There is a sense that the property market wants to recover; is trying hard to do so, yet is faced with challenges which makes its recovery somewhat erratic, said Keith Wakefield Chairman Wakefields Real Estate, the largest independent (non-franchised) real estate company in KwaZulu-Natal.
Wakefields figures show that October, with over R350 million worth of property sold, was a record month. Sales were up 15% on October 2011 which in itself was a record month. This is not an isolated figure. July was up year-on-year by 60% in terms of sales value and August sales were up 32% year-on-year providing the best trading months in four years.
Prices in some areas have already moved up and there are indications that this could become more wide spread in 2013 thus spelling the end of the road for buyers hoping to find a bargain buy, said Wakefield.
For many months real estate agents have reported shortages of correctly priced good properties for sale. This shortage initially experienced in affordable areas is spreading to more affluent areas.
Sellers of correctly priced properties are, in most cases, achieving their asking price and selling reasonably quickly. This means there is market activity and buyers are slowly realising that the market is moving from a buyers’ to a sellers’ market albeit price and area driven, said Wakefield adding that by contrast overpriced properties were sitting on the market for months.
Land sales from Ballito to the South Coast have also started to move.
Affordability and price remain important factors so it is not surprising that in areas such as the Durban beachfront, Chatsworth, Phoenix, Malvern and Pietermaritzburg properties under R1 million are selling quickly. First time home buyers, which according to ooba make up around 50% of the buying market, and a new middle class that wants its own home are driving this sector of the market.

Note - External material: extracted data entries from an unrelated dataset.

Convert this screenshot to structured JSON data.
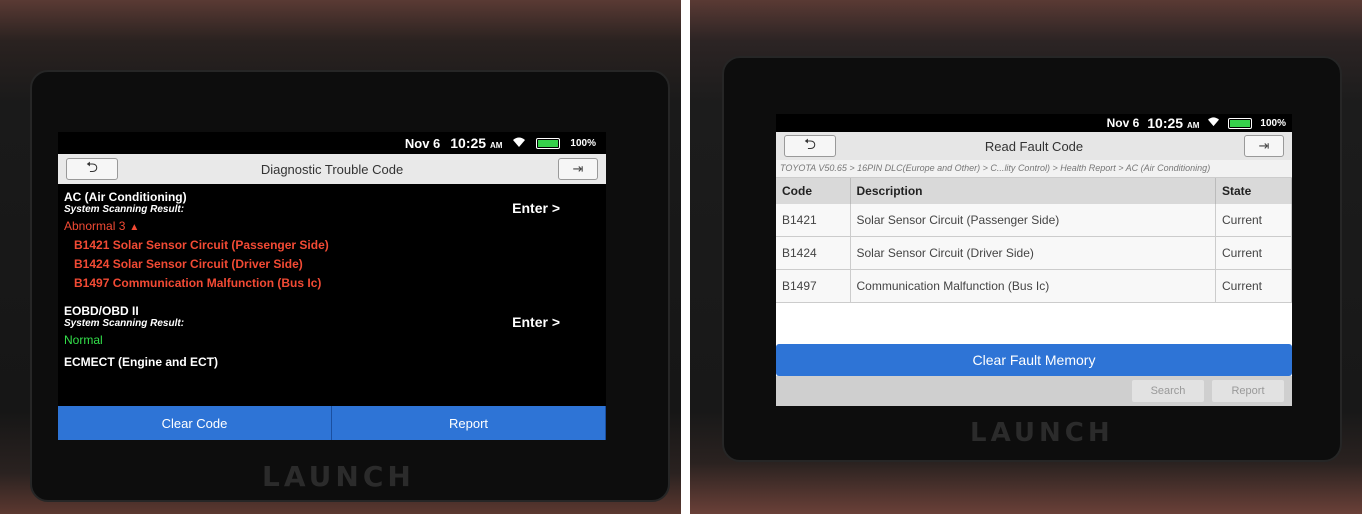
{
  "left": {
    "status": {
      "date": "Nov 6",
      "time": "10:25",
      "ampm": "AM",
      "battery": "100%"
    },
    "title": "Diagnostic Trouble Code",
    "systems": [
      {
        "name": "AC (Air Conditioning)",
        "scan_label": "System Scanning Result:",
        "result": "Abnormal 3",
        "enter": "Enter >",
        "faults": [
          "B1421 Solar Sensor Circuit (Passenger Side)",
          "B1424 Solar Sensor Circuit (Driver Side)",
          "B1497 Communication Malfunction (Bus Ic)"
        ]
      },
      {
        "name": "EOBD/OBD II",
        "scan_label": "System Scanning Result:",
        "result": "Normal",
        "enter": "Enter >"
      }
    ],
    "partial_system": "ECMECT (Engine and ECT)",
    "buttons": {
      "clear": "Clear Code",
      "report": "Report"
    },
    "brand": "LAUNCH"
  },
  "right": {
    "status": {
      "date": "Nov 6",
      "time": "10:25",
      "ampm": "AM",
      "battery": "100%"
    },
    "title": "Read Fault Code",
    "breadcrumb": "TOYOTA V50.65 > 16PIN DLC(Europe and Other) > C...lity Control) > Health Report > AC (Air Conditioning)",
    "columns": {
      "code": "Code",
      "description": "Description",
      "state": "State"
    },
    "rows": [
      {
        "code": "B1421",
        "description": "Solar Sensor Circuit (Passenger Side)",
        "state": "Current"
      },
      {
        "code": "B1424",
        "description": "Solar Sensor Circuit (Driver Side)",
        "state": "Current"
      },
      {
        "code": "B1497",
        "description": "Communication Malfunction (Bus Ic)",
        "state": "Current"
      }
    ],
    "clear_memory": "Clear Fault Memory",
    "search": "Search",
    "report": "Report",
    "brand": "LAUNCH"
  },
  "colors": {
    "accent": "#2e74d6",
    "fault": "#f24a34",
    "normal": "#33e04a",
    "battery": "#36d14b"
  }
}
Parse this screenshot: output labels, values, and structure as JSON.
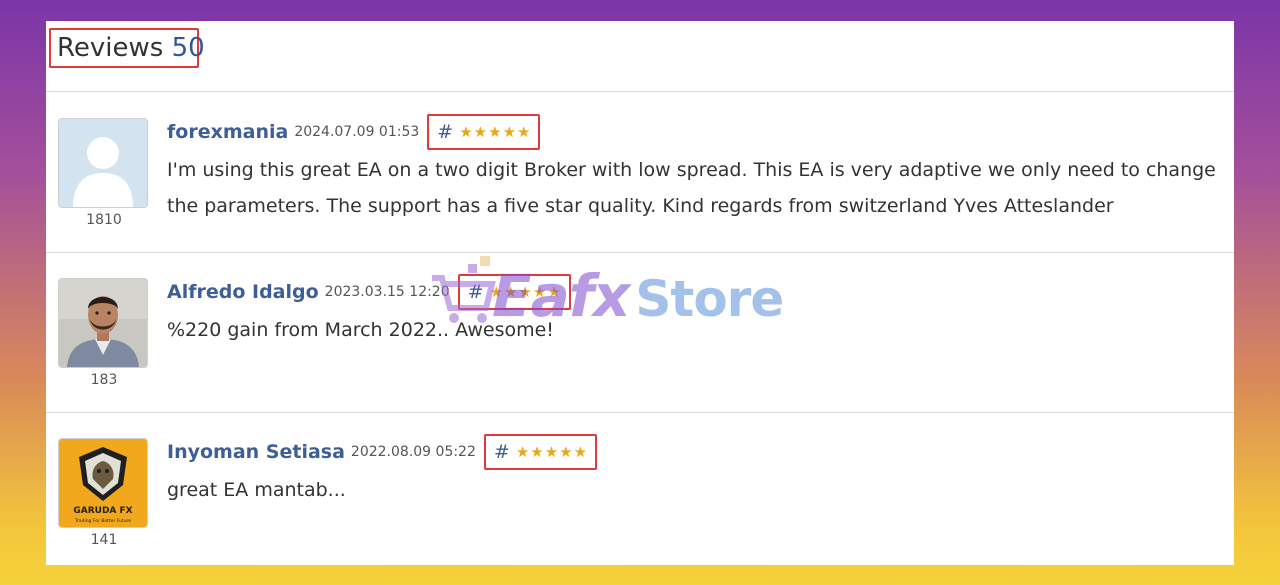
{
  "header": {
    "title": "Reviews",
    "count": "50"
  },
  "reviews": [
    {
      "author": "forexmania",
      "date": "2024.07.09 01:53",
      "hash": "#",
      "stars": 5,
      "avatar": "default-user-avatar",
      "rating_count": "1810",
      "text": "I'm using this great EA on a two digit Broker with low spread. This EA is very adaptive we only need to change the parameters. The support has a five star quality. Kind regards from switzerland Yves Atteslander"
    },
    {
      "author": "Alfredo Idalgo",
      "date": "2023.03.15 12:20",
      "hash": "#",
      "stars": 5,
      "avatar": "portrait-photo",
      "rating_count": "183",
      "text": "%220 gain from March 2022.. Awesome!"
    },
    {
      "author": "Inyoman Setiasa",
      "date": "2022.08.09 05:22",
      "hash": "#",
      "stars": 5,
      "avatar": "garuda-fx-logo",
      "avatar_logo_text": "GARUDA FX",
      "avatar_logo_subtext": "Trading For Better Future",
      "rating_count": "141",
      "text": "great EA mantab..."
    }
  ],
  "watermark": {
    "brand": "Eafx",
    "suffix": "Store"
  },
  "colors": {
    "author": "#3d5e96",
    "star": "#e8a81d",
    "highlight_box": "#e13a3a"
  }
}
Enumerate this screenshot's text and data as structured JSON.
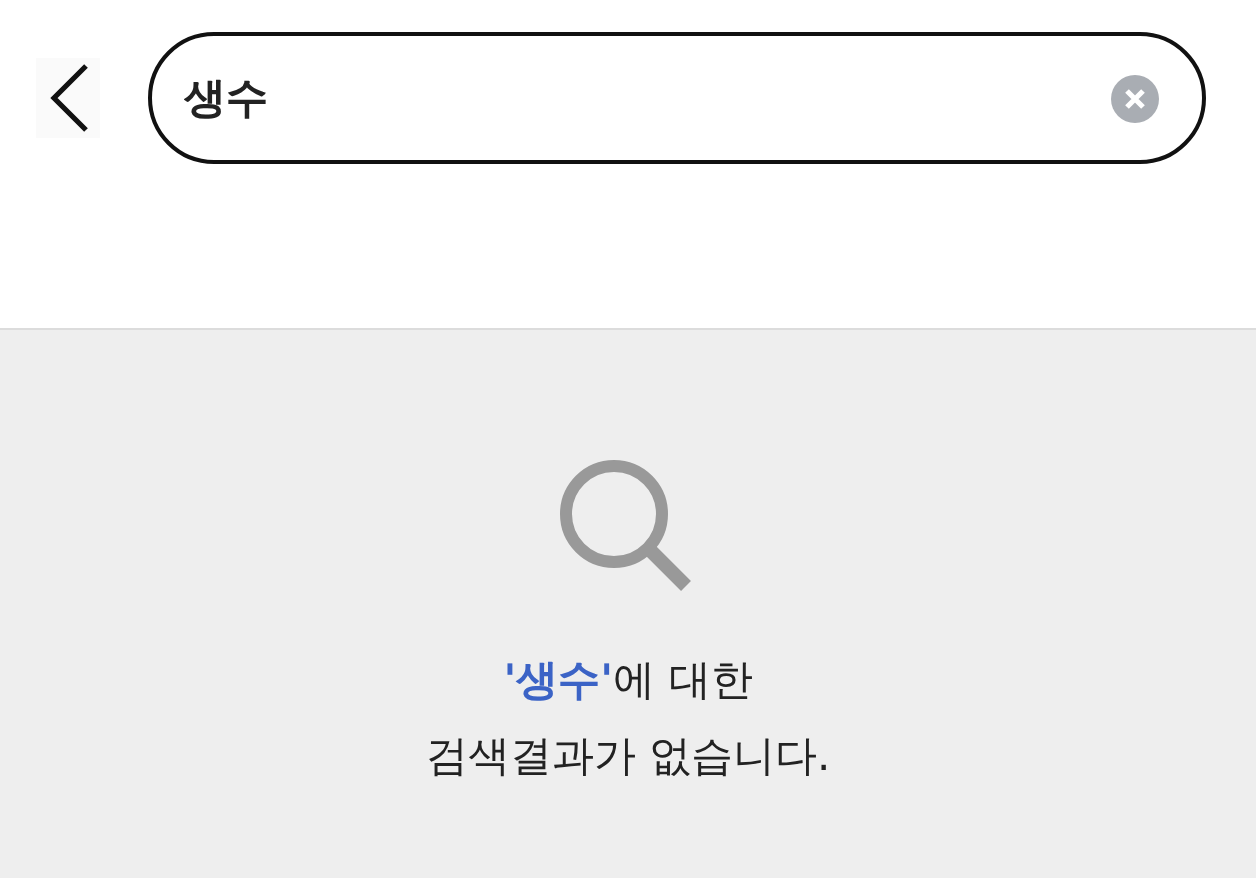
{
  "search": {
    "value": "생수"
  },
  "empty_state": {
    "message": "**'생수'**에 대한",
    "detail": "검색결과가 없습니다."
  }
}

In more affluent areas the popular price segment is under R2million with properties priced at R1, 5 million and R1, 6 million selling best.

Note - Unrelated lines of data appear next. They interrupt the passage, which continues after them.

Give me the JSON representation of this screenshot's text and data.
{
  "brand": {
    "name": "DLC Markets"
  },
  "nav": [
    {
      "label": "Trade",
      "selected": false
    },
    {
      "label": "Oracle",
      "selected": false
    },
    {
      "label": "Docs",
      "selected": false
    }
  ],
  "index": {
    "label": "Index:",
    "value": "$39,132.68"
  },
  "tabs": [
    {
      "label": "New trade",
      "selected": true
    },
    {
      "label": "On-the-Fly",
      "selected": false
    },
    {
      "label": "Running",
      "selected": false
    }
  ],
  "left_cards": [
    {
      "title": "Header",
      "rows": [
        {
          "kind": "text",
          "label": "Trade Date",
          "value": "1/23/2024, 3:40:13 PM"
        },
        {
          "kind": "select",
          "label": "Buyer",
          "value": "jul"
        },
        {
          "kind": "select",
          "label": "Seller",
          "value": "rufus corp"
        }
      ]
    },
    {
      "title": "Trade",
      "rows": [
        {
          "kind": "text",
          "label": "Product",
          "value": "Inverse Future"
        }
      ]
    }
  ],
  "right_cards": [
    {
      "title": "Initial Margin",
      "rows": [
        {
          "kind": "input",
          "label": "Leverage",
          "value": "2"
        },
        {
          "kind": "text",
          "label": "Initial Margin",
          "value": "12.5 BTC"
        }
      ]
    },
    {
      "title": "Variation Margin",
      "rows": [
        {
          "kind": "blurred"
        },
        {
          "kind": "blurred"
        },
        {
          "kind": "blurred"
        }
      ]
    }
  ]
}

Some wind is also starting to catch the sails of the top end of the market particularly on estates where demand has been resilient.

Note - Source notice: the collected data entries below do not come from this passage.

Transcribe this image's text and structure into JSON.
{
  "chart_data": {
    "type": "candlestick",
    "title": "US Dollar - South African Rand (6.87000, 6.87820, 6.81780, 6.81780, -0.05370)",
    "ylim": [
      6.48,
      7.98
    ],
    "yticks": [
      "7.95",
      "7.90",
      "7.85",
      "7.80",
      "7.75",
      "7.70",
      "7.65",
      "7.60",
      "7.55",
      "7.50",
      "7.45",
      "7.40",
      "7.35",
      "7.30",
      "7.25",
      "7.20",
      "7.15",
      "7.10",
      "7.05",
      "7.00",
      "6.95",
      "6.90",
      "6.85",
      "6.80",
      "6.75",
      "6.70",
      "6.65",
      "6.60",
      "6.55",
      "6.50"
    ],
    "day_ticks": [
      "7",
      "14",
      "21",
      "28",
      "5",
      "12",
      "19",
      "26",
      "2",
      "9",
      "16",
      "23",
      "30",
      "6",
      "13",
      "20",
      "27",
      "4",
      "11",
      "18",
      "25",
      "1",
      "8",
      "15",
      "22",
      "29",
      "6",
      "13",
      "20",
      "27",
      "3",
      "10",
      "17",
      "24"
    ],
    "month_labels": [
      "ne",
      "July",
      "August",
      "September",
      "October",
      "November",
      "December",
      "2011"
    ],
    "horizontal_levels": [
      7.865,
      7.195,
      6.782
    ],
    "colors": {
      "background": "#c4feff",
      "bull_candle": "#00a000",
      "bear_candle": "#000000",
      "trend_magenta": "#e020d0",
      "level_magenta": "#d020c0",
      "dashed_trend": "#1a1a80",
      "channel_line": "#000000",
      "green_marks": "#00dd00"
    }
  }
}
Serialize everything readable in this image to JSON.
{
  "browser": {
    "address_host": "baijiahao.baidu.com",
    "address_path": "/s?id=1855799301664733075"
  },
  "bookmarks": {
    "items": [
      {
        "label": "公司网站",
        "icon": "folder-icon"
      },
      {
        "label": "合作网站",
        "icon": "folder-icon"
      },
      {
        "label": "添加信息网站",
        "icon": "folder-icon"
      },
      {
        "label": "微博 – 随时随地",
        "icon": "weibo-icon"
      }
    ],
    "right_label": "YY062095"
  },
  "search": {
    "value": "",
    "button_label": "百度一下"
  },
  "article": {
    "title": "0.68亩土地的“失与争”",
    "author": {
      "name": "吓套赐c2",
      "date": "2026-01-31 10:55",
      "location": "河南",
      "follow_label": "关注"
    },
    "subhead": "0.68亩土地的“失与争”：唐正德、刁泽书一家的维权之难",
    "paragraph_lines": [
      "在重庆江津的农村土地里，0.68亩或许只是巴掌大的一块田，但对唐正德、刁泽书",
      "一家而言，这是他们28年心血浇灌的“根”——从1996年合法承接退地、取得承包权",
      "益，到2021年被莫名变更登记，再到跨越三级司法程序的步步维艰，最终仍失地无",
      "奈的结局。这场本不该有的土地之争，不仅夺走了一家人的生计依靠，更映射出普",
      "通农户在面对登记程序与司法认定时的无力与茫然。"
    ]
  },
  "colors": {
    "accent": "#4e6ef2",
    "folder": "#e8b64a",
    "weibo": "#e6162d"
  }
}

At Mount Edgecombe Country Club Estates I and II there have been 73 sales since August across all accredited estate agencies. This is the same pace that was set in 2007 which resulted in an outstanding sales year. This is also a significant increase on the number of sales concluded in each of the years from 2008 to 2011 and stock levels have reduced.
At Cotswold Downs R40 million worth of property has been sold in recent months. Top sales include a R3 million apartment on North beach, R22 million at Zimbali Coastal Resort, R8.6 million in Umhlanga, and a R22 million sale at the Pearls of Umhlanga.
While the property market is trying to break into an upward trend it still faces headwinds. Bank lending criteria remain strict and buyers generally need a deposit. The level of household debt relative to income needs to decline; savings need to improve significantly and households need to make the big adjustment to the sharp hike in rates and utilities tariffs, said Wakefield.
Therefore, it is likely that 2013 will be much the same as 2012 and the past four years. There will be months of excellence, well priced properties will sell quickly, prices in some areas will inch upwards and areas will perform differently as they always do, he said.